UN STAGE INTERNATIONAL Du cours pour débutants aux master class de répertoire, notamment celui de Lifar avec Cyril Atanassoff, le stage ouvre ses portes à l’amateur comme au professionnel. Les stagiaires seront répartis par niveau dans trois salles. Deux pianistes les accompagneront. « La danse n’est pas réservée à une élite. On veut la rendre accessible à tous. Ce n’est pas parce qu’on ne veut pas en faire son métier que l’on ne peut pas y prendre son plaisir » confie Stéphanie Roublot, première danseuse au Ballet de l’Opéra de Bordeaux. Elle proposera une barre à terre pour le réveil musculaire du matin et la désintoxication du corps le soir. Les enfants (à partir de 10 ans) ne sont pas en reste, Aurélia Schaefer, maître de ballet à l’Opéra de Bordeaux, reviendra aux fondamentaux : « Il est toujours plus facile d’enseigner à des élèves proches de nous. Mais j’aime l’idée de penser à la danse à tous les niveaux. Déconstruire le mouvement et le recomposer pour eux. » Des stagiaires italiens, anglais et même australiens sont attendus.

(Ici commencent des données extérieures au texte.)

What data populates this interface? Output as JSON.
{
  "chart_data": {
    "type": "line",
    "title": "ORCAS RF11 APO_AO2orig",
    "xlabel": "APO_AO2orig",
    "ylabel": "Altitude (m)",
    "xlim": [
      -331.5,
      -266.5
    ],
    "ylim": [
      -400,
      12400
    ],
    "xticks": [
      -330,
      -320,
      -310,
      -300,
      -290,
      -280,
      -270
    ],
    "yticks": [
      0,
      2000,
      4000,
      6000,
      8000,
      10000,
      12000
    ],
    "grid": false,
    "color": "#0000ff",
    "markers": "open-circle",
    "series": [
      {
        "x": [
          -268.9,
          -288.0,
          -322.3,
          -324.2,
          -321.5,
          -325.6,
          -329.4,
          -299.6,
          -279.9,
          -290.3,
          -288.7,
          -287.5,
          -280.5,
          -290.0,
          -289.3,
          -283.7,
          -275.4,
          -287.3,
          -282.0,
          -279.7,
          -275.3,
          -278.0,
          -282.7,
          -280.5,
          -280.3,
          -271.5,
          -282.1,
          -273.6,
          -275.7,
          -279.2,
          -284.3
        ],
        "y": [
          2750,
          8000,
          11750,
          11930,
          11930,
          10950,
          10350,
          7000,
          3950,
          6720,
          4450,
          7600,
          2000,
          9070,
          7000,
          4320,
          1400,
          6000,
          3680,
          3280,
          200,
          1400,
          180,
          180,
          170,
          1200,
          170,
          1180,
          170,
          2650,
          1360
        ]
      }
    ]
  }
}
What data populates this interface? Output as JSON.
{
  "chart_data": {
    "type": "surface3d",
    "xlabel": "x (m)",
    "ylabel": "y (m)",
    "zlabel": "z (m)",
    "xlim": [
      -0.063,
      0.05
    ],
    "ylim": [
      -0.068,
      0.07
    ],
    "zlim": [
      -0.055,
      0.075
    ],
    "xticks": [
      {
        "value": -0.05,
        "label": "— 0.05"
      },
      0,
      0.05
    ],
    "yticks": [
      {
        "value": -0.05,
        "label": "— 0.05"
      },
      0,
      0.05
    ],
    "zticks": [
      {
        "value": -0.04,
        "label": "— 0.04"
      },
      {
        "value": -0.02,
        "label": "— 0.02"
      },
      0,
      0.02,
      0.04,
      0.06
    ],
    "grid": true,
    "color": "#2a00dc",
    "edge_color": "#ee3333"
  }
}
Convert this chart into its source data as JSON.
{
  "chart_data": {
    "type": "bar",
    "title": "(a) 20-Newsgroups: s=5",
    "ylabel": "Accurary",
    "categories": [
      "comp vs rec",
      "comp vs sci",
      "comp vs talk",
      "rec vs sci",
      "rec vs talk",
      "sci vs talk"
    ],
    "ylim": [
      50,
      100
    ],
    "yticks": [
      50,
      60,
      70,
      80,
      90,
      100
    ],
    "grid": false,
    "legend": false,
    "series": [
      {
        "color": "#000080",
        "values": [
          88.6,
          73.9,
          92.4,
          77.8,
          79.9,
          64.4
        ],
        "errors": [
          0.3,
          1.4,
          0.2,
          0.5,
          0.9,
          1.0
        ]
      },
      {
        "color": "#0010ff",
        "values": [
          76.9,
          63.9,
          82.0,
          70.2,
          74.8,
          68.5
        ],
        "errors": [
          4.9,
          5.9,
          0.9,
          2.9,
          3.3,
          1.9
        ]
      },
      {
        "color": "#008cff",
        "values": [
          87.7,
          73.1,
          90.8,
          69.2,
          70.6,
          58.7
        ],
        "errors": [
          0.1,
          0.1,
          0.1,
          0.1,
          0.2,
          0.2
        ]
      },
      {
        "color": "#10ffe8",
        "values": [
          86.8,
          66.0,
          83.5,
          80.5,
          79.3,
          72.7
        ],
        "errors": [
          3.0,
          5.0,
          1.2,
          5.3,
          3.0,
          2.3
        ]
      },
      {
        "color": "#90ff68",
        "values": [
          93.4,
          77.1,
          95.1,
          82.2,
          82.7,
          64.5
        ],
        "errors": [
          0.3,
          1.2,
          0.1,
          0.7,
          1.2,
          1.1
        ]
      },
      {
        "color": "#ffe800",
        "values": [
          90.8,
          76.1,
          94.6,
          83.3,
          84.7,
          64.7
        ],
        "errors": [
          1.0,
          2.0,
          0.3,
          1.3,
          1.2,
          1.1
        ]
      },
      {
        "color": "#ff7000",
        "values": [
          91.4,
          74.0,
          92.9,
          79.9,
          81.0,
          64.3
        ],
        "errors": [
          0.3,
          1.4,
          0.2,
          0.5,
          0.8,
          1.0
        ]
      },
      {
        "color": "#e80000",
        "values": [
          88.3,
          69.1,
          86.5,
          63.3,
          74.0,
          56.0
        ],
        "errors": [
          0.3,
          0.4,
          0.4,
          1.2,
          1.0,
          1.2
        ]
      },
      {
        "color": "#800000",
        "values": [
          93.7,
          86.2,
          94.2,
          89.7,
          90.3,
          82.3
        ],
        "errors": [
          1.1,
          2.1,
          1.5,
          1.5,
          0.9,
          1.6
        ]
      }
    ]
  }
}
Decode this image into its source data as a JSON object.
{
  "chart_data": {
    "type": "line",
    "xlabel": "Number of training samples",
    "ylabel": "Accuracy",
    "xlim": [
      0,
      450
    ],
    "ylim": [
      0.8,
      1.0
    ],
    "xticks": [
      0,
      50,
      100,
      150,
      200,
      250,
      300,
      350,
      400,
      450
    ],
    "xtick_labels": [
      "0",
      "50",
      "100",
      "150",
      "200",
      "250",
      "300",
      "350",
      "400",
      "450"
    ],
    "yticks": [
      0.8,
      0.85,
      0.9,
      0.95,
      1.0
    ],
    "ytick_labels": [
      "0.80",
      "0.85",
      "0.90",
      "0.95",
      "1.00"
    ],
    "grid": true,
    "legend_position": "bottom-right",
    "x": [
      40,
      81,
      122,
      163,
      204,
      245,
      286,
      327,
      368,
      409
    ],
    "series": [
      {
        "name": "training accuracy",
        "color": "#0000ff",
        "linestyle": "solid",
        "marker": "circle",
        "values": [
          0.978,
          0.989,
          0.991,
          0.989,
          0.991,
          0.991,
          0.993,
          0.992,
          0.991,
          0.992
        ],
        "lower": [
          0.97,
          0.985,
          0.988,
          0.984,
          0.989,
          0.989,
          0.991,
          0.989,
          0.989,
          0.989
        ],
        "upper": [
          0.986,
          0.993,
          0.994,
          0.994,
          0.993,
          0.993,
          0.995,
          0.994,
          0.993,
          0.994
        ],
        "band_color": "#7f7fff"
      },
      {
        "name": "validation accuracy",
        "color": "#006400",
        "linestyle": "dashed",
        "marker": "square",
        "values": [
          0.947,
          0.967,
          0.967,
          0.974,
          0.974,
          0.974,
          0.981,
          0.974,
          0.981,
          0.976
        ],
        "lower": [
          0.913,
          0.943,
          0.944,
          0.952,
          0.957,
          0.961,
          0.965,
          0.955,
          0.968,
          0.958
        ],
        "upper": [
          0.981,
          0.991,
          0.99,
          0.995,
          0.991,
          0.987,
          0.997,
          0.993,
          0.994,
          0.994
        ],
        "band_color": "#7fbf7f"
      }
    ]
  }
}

LES PROFESSEURS Charles Jude : Danseur étoile de l’Opéra de Paris, directeur du Ballet de l’Opéra de Bordeaux, chorégraphe. Élisabeth Platel : Danseuse étoile et directrice de l’école de danse de l’Opéra de Paris. Cyril Atanassoff : Danseur étoile de l’Opéra de Paris. Nicolas Leriche : Danseur étoile de l’Opéra de Paris et chorégraphe. Clairemarie Osta : Danseuse étoile de l’Opéra de Paris. Kader Belarbi : Danseur étoile de l’Opéra de Paris, directeur du Ballet du Capitole de Toulouse, chorégraphe.

Aurélia Schaefer : Soliste principale aux Ballets de Monte-Carlo et maître de ballet de l’Opéra de Bordeaux. Éric Quilleré : Premier danseur de l’Opéra de Paris, principal au City Ballet de Miami, Maître de ballet à l’Opéra de Bordeaux. Hamid Ben Mahi : Danseur, chorégraphe, fondateur et directeur de la compagnie de danse hip-hop Hors Série. Stéphanie Roublot : Première danseuse de l’Opéra de Bordeaux Bruno Agati : Metteur en scène, chorégraphe, danseur, comédien. Fondateur et directeur artistique de la compagnie Why not.